As if Jerry Kill's life isn't hard enough, now he's got to straddle a line that's almost impossible to navigate.
In the wake of a 1-4 start and a 58-0 loss, he's responding to demands that he explain why it's happening. But when he points out the reasons, the Gophers coach hears, "Don't make excuses."
Now that's a Catch-22. (Ancient reference, I know, from a long-ago college lit class. Kids, just google it.)
As I read my emails, as I discuss the Gophers, I hear those complaints, so I can't imagine how often he must hear it. And I keep coming back to: What's he supposed to say? There really are reasons the Gophers are in last place, and they are things that can't be fixed by a new coach five games into his tenure.
"At one time [on Saturday], we played eight freshman. Eight freshmen were on the field on the offensive side of the ball," Kill said, mostly because of injuries. "When you're lined up with somebody that's 265 pounds, and he's going against somebody that's 310 pounds, well, OK. ... That's all we have. I played the roster we have."
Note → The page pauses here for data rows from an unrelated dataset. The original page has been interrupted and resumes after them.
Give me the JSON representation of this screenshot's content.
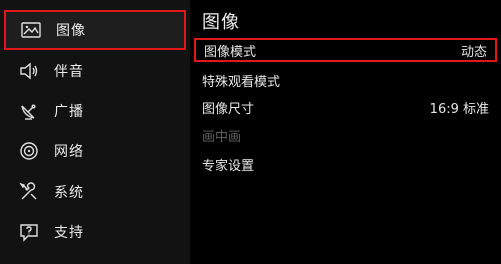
{
  "sidebar": {
    "items": [
      {
        "label": "图像",
        "icon": "picture-icon"
      },
      {
        "label": "伴音",
        "icon": "speaker-icon"
      },
      {
        "label": "广播",
        "icon": "satellite-dish-icon"
      },
      {
        "label": "网络",
        "icon": "network-icon"
      },
      {
        "label": "系统",
        "icon": "tools-icon"
      },
      {
        "label": "支持",
        "icon": "help-icon"
      }
    ],
    "selected_index": 0
  },
  "panel": {
    "title": "图像",
    "rows": [
      {
        "label": "图像模式",
        "value": "动态"
      },
      {
        "label": "特殊观看模式",
        "value": ""
      },
      {
        "label": "图像尺寸",
        "value": "16:9 标准"
      },
      {
        "label": "画中画",
        "value": ""
      },
      {
        "label": "专家设置",
        "value": ""
      }
    ],
    "selected_row": 0,
    "disabled_row": 3
  },
  "colors": {
    "highlight": "#e01818",
    "sidebar_bg": "#121212",
    "panel_bg": "#000000",
    "disabled_text": "#5f5f5f"
  }
}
That's why Minnesota is a multi-year project, because more talent must be recruited and the players here must be given time to develop. And as Kill made clear during an entertaining press conference Tuesday that lacked only a choir and some stained glass to give it the full effect, while he waits to address some of the physical deficits, he's working hard on the mental aspect.
"The one thing we can change is what you believe in. 'Can I go do it? Will I go do it?'," Kill said. "Will you play hard?"
He sees progress. He sees discipline being instilled, players going to class, even though it means "I spend more time babysitting than coaching."
That's because "we had guys that played the whole year last year, and some of them didn't go to class," he said. "It's better. The groundwork's better. ... But those results haven't been seen on the football field yet."
He understands that fans are impatient, and that players, particularly seniors, want to win now, not in three years. If fans "want to blame me or yell at me, I'm OK with it. But I'm doing everything I can," Kill said. "But people have to understand, we have what we have, and all I can do is work with it and we slowly try to change the culture. It's maybe frustrating for fans. It's frustrating for coaches."
All he's asking for, Kill said, is ... well, faith. Blind faith. And the time to reward that faith.
"You've got to believe in somebody. Somebody believed in [Hall of Fame former Wisconsin coach] Barry Alvarez a long time ago when he was 1-10," Kill said. "I'm not saying we're going to be 1-10. I'm just saying, they believed in what he was doing. They bought into it. And look what they've got now."